Inversement, les chantres de la lutte contre la traite sont peints comme des hommes vertueux. À l’image de ce que pensent les premiers abolitionnistes (comme Clarkson écrivant lui-même, en 1808, la première histoire du mouvement britannique), Frossard ne conçoit pas, en effet, l’existence d’un mouvement se structurant en réseaux du fait de facteurs contingents. Il égrène des portraits d’individus singuliers mus par de vertueuses raisons. Le premier à être cité par lui est Las Casas auquel il fait tenir un discours qu’un protestant ne renierait pas, fondé sur « le précepte de l’Évangile », les apôtres, la « loi de grâce et de salut » et la présence christique16. Arrive ensuite Morgan Godwyn17, avant que les Quakers ne jouent le rôle décisif18, à l’initiative, encore une fois, de quelques grandes figures, comme Jean Woolman et Anthony Benezet (I, 37-44)19. C’est, « animés » par leur « exemple » que les « membres des autres sociétés religieuses de l’Amérique », se sont « empressés de mettre en exécution » leur « projet bienfaisant » (I, 47). Car, refusant de voir chez eux une œuvre intéressée, Frossard souligne le primat de la vertu, ensuite (du fait d’une Justice rétributive ?) transformée en heureuse « source de richesses »20. Ce n’est qu’après, chez Frossard, qu’apparaît la figure du philosophe, avec Montesquieu21, suivi par les abbés Raynal et Genty, messieurs de Saint-Lambert, de Crèvecœur et Schwartz (Condorcet), et surtout par Necker, abondamment cité et vanté, et décrit comme l’homme destiné à parachever tout cet édifice22.

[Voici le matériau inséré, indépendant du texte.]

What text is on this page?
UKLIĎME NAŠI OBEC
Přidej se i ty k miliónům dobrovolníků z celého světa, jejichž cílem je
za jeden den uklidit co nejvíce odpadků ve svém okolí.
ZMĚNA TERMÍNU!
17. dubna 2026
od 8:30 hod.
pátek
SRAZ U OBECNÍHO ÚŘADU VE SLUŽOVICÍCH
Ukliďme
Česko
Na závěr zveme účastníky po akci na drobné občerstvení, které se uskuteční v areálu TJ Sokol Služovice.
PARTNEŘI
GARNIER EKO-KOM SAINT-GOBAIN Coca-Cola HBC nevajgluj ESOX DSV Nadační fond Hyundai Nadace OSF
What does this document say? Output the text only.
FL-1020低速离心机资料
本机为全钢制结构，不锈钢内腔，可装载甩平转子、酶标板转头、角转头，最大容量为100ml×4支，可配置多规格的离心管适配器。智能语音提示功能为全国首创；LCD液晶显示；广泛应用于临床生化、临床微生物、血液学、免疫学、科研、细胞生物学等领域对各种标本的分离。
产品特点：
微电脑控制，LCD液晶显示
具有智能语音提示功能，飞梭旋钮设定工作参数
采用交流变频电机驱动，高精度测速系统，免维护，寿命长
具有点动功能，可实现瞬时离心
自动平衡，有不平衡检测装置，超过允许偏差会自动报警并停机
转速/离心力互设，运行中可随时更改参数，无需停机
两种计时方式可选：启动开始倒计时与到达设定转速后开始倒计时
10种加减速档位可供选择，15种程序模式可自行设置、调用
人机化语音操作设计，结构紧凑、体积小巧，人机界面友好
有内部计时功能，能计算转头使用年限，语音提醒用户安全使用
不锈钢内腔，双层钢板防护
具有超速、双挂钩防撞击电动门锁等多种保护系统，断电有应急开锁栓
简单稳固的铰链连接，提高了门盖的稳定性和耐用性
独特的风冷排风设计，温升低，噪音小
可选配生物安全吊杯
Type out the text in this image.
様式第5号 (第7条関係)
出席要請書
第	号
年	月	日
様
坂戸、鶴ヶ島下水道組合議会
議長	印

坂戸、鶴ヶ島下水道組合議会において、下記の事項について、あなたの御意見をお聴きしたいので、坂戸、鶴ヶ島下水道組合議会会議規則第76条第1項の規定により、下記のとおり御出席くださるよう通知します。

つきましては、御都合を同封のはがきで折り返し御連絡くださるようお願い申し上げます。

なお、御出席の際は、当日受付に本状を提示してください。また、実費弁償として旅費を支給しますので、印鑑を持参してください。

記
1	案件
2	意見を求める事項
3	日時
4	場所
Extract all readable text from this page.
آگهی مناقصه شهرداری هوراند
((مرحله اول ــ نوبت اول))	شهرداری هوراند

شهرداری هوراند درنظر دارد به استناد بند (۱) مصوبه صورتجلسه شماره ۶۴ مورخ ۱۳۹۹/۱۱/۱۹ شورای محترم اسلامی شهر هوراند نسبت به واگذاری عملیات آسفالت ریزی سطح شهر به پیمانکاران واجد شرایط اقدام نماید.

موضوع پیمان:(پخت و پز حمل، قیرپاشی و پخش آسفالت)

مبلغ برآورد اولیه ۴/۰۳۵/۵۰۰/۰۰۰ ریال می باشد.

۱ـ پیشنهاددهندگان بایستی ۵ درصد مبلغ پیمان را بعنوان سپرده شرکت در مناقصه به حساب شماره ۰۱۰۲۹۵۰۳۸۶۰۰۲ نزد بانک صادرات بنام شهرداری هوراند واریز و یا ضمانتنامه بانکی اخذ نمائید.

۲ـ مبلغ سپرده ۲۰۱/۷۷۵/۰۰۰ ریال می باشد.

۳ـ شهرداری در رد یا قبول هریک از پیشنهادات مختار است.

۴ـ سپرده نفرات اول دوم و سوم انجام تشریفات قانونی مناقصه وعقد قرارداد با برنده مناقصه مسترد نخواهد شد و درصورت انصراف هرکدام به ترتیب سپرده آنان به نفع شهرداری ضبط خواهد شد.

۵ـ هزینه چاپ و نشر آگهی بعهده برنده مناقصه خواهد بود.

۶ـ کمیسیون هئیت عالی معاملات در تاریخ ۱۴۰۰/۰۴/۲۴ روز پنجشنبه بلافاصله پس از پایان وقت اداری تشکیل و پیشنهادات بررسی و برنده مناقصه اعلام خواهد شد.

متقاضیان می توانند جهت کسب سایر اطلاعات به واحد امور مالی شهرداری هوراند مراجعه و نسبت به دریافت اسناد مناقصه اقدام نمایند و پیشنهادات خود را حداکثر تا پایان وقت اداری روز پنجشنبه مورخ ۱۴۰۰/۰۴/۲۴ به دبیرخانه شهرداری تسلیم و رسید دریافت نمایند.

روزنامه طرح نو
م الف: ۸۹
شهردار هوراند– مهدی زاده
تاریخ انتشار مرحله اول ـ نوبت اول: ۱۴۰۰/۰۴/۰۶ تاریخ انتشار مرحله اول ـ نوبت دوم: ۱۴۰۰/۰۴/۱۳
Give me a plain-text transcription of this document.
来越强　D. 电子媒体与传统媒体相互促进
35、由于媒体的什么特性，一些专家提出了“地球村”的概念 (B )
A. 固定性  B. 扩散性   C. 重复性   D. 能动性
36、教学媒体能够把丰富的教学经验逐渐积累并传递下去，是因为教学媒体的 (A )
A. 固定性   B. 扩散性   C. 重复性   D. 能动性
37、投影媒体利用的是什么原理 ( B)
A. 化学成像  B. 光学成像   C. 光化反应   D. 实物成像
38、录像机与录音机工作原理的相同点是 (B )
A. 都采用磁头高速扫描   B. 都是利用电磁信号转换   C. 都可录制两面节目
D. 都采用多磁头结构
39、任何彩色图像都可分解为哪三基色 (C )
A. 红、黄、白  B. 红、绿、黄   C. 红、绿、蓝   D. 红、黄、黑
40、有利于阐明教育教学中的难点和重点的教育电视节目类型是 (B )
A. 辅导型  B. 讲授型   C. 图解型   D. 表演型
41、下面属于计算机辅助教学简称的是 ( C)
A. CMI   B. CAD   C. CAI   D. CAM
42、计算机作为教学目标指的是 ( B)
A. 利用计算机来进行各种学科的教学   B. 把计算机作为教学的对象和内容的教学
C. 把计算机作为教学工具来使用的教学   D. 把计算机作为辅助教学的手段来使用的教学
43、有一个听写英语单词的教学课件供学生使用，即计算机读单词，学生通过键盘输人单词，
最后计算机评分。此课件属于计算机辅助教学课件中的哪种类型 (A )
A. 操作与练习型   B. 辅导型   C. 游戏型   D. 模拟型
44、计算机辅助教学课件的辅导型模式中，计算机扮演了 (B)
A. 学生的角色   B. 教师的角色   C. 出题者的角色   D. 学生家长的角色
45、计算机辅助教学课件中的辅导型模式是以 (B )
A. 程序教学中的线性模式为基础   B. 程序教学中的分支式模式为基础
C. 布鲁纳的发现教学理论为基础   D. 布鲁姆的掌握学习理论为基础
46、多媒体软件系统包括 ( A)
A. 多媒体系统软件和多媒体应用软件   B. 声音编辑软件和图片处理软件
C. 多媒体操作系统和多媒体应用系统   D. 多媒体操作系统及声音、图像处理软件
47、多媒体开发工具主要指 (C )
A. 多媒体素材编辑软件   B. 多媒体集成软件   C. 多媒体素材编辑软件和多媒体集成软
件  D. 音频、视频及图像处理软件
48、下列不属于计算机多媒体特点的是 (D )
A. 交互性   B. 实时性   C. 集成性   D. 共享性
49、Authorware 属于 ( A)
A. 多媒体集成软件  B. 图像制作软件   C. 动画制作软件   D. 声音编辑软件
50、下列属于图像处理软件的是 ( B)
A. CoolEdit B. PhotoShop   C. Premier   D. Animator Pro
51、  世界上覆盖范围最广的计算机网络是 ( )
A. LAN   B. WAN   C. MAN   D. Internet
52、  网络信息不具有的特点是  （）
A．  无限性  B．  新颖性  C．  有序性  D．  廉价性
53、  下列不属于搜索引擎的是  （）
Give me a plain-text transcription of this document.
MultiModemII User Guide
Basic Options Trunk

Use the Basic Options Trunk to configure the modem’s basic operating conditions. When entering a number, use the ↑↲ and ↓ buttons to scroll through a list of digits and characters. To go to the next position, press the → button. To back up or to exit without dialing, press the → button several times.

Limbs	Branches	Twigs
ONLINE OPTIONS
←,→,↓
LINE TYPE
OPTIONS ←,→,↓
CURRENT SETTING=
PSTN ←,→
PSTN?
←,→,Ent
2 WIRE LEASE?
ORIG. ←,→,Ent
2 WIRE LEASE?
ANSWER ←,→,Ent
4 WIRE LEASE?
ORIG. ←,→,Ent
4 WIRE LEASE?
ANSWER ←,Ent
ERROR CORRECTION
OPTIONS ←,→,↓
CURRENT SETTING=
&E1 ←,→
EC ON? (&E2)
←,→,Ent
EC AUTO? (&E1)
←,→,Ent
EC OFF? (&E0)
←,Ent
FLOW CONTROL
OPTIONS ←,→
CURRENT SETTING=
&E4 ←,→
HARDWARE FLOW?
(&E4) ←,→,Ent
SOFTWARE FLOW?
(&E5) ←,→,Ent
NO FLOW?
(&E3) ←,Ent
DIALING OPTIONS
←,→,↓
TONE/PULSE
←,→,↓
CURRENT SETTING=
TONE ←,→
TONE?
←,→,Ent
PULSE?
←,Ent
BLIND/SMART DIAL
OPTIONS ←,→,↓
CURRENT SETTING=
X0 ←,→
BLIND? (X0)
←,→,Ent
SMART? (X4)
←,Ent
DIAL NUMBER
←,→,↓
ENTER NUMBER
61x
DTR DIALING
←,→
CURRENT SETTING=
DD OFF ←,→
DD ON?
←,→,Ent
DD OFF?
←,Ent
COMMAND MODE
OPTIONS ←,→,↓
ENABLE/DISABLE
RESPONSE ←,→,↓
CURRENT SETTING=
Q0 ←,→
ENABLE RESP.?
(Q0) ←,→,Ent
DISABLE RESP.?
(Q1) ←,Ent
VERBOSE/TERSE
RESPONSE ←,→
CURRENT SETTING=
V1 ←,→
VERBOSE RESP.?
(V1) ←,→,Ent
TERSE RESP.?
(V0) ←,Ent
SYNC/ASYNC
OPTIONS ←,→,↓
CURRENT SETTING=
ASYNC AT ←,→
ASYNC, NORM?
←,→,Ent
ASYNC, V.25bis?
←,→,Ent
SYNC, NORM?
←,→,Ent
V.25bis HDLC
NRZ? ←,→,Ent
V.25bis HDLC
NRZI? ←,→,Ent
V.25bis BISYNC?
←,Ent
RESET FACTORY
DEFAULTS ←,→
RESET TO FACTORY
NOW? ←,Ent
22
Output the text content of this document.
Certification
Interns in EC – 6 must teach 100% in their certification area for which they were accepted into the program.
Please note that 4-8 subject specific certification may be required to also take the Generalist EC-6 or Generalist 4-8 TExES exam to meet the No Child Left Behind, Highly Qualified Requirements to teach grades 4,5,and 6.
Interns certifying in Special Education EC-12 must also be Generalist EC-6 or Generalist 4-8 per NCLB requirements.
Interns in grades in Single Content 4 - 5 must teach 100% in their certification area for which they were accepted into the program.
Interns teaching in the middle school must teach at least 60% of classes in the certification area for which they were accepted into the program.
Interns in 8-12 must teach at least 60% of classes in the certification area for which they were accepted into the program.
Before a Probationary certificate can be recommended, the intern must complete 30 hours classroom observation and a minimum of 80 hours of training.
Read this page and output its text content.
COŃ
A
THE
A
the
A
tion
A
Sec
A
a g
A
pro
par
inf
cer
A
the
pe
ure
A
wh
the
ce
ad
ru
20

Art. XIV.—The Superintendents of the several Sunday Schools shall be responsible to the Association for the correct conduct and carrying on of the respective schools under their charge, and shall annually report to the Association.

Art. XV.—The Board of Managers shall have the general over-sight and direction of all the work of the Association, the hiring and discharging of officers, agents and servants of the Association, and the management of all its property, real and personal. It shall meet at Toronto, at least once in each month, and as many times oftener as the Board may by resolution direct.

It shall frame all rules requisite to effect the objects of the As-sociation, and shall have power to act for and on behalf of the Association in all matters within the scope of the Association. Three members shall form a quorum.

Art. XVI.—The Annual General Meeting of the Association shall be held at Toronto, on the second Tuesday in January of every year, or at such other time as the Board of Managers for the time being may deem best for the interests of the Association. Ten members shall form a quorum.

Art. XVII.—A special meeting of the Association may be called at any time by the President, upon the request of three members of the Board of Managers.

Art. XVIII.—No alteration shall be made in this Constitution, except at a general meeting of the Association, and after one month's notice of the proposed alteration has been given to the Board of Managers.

Car, nullement chimérique (II, 393-394), le dénouement semble proche, porté à la fois par la dimension devenue paroxystique du conflit des valeurs et par l’Histoire incarnée par l’esprit du Siècle (II, 50). Jamais, en effet, nous dit Frossard, de telles atrocités n’avaient été commises. « Jamais l’homme ne se porta à des excès si atroces. Les guerres de religion dont on se plaît à perdre le souvenir ne donnent qu’une faible idée de ce qui se passa en Amérique à l’époque de sa découverte ». Et « pour réparer tant de crimes nous en commettons chaque jour de nouveaux. Pour repeupler ces pays immenses, nous dépeuplons l’Afrique » (I, 39-40). Frossard ne voit qu’une seule raison à la perpétuation de ces crimes : leur éloignement rendant les hommes moins réceptifs et sensibles à leur atrocité. D’où la nécessité d’instruire un procès, de produire les éléments contradictoires d’un débat afin d’ouvrir les yeux de l’opinion publique et des gouvernants23, la vérité ne pouvant que naître du « conflit des opinions » (I, 70-72).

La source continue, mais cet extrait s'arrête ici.